Year: 2019 Source: Frontiers in Neuroscience. (2018). 12(371). Published 1 June 2018. doi: 10.3389/fnins.2018.00371 SIEC No: 20190816

Background: Suicide rates are high among older adults and many conditions have been related to suicide in this population: chronic illnesses, physical disabilities, cancer, social isolation, mental disorders and neurocognitive disorders.

Objectives: Among neurocognitive disorders, analysis of the relationships between dementia and suicidal behaviors led to conflicting results and some questions are still without answer. Particularly, it is not known whether (i) Alzheimer’s disease (AD) increases the risk of suicidal ideation and suicide attempts (SA) or the frequency of death by suicide; (ii) the presence of suicidal ideation or SA in people older than 65 years of age is an early dementia sign; and (iii) amyloid load in frontal areas facilitates SA by modifying the decision-making pathway.

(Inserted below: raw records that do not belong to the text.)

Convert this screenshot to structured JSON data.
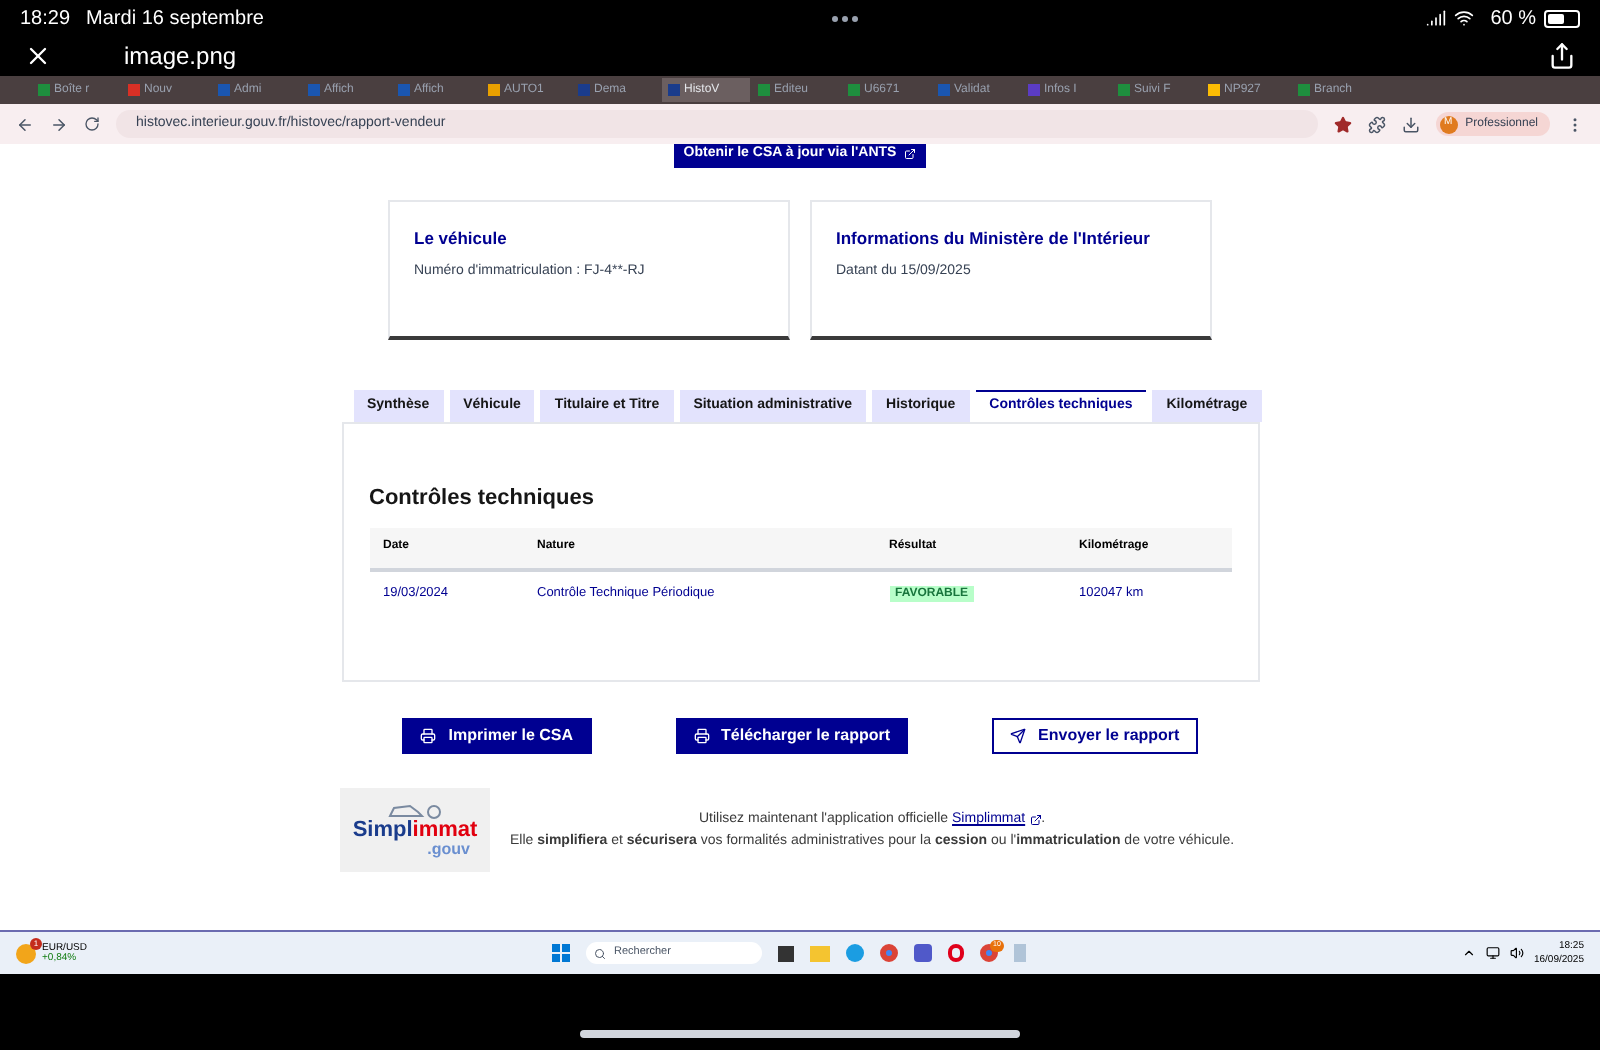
{
  "status_bar": {
    "time": "18:29",
    "date": "Mardi 16 septembre",
    "battery": "60 %"
  },
  "viewer": {
    "title": "image.png"
  },
  "browser": {
    "tabs": [
      {
        "label": "Boîte r",
        "selected": false,
        "color": "#1e8e3e"
      },
      {
        "label": "Nouv",
        "selected": false,
        "color": "#d93025"
      },
      {
        "label": "Admi",
        "selected": false,
        "color": "#1a56b0"
      },
      {
        "label": "Affich",
        "selected": false,
        "color": "#1a56b0"
      },
      {
        "label": "Affich",
        "selected": false,
        "color": "#1a56b0"
      },
      {
        "label": "AUTO1",
        "selected": false,
        "color": "#e8a000"
      },
      {
        "label": "Dema",
        "selected": false,
        "color": "#1a3c8c"
      },
      {
        "label": "HistoV",
        "selected": true,
        "color": "#1a3c8c"
      },
      {
        "label": "Editeu",
        "selected": false,
        "color": "#1e8e3e"
      },
      {
        "label": "U6671",
        "selected": false,
        "color": "#1e8e3e"
      },
      {
        "label": "Validat",
        "selected": false,
        "color": "#1a56b0"
      },
      {
        "label": "Infos I",
        "selected": false,
        "color": "#5b3cc4"
      },
      {
        "label": "Suivi F",
        "selected": false,
        "color": "#1e8e3e"
      },
      {
        "label": "NP927",
        "selected": false,
        "color": "#fbbc04"
      },
      {
        "label": "Branch",
        "selected": false,
        "color": "#1e8e3e"
      }
    ],
    "url": "histovec.interieur.gouv.fr/histovec/rapport-vendeur",
    "profile_initial": "M",
    "profile": "Professionnel"
  },
  "page": {
    "top_button": "Obtenir le CSA à jour via l'ANTS",
    "cards": [
      {
        "title": "Le véhicule",
        "text": "Numéro d'immatriculation : FJ-4**-RJ"
      },
      {
        "title": "Informations du Ministère de l'Intérieur",
        "text": "Datant du 15/09/2025"
      }
    ],
    "tabs": [
      {
        "label": "Synthèse",
        "selected": false
      },
      {
        "label": "Véhicule",
        "selected": false
      },
      {
        "label": "Titulaire et Titre",
        "selected": false
      },
      {
        "label": "Situation administrative",
        "selected": false
      },
      {
        "label": "Historique",
        "selected": false
      },
      {
        "label": "Contrôles techniques",
        "selected": true
      },
      {
        "label": "Kilométrage",
        "selected": false
      }
    ],
    "section_title": "Contrôles techniques",
    "table": {
      "columns": [
        "Date",
        "Nature",
        "Résultat",
        "Kilométrage"
      ],
      "rows": [
        {
          "date": "19/03/2024",
          "nature": "Contrôle Technique Périodique",
          "result": "FAVORABLE",
          "mileage": "102047 km"
        }
      ]
    },
    "actions": [
      {
        "label": "Imprimer le CSA",
        "kind": "primary"
      },
      {
        "label": "Télécharger le rapport",
        "kind": "primary"
      },
      {
        "label": "Envoyer le rapport",
        "kind": "secondary"
      }
    ],
    "promo": {
      "logo_main": "Simpl",
      "logo_accent": "immat",
      "logo_sub": ".gouv",
      "line1": "Utilisez maintenant l'application officielle",
      "link": "Simplimmat",
      "line1_end": ".",
      "line2": "Elle **simplifiera** et **sécurisera** vos formalités administratives pour la **cession** ou l'**immatriculation** de votre véhicule."
    }
  },
  "taskbar": {
    "widget_badge": "1",
    "widget_title": "EUR/USD",
    "widget_value": "+0,84%",
    "search_placeholder": "Rechercher",
    "app_badge": "10",
    "time": "18:25",
    "date": "16/09/2025"
  }
}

Methods: Therefore, in this narrative review, we searched the PubMed database using the medical subject heading (MeSH) terms (“Suicide” AND “Depression”) OR (“Amyloid” OR “Dementia”) to identify recent (from 2000 to 2017) original studies on the links between suicidal behavior, dementia and brain amyloid load. We also explored the clinical and pathophysiological role of depression in these relationships. Results and Discussion: The findings from these studies suggest that late stage dementia could protect against suicidal ideation and SA. Conversely, the risk of complete suicide is increased during the early phase of cognitive decline.

Conclusions: Serious cognitive impairment and decline of executive functions could protect against negative thoughts related to cognitive disability awareness and against suicide planning.Several factors, including brain amyloid load, could be involved in the increased suicide rate early after the diagnosis of dementia.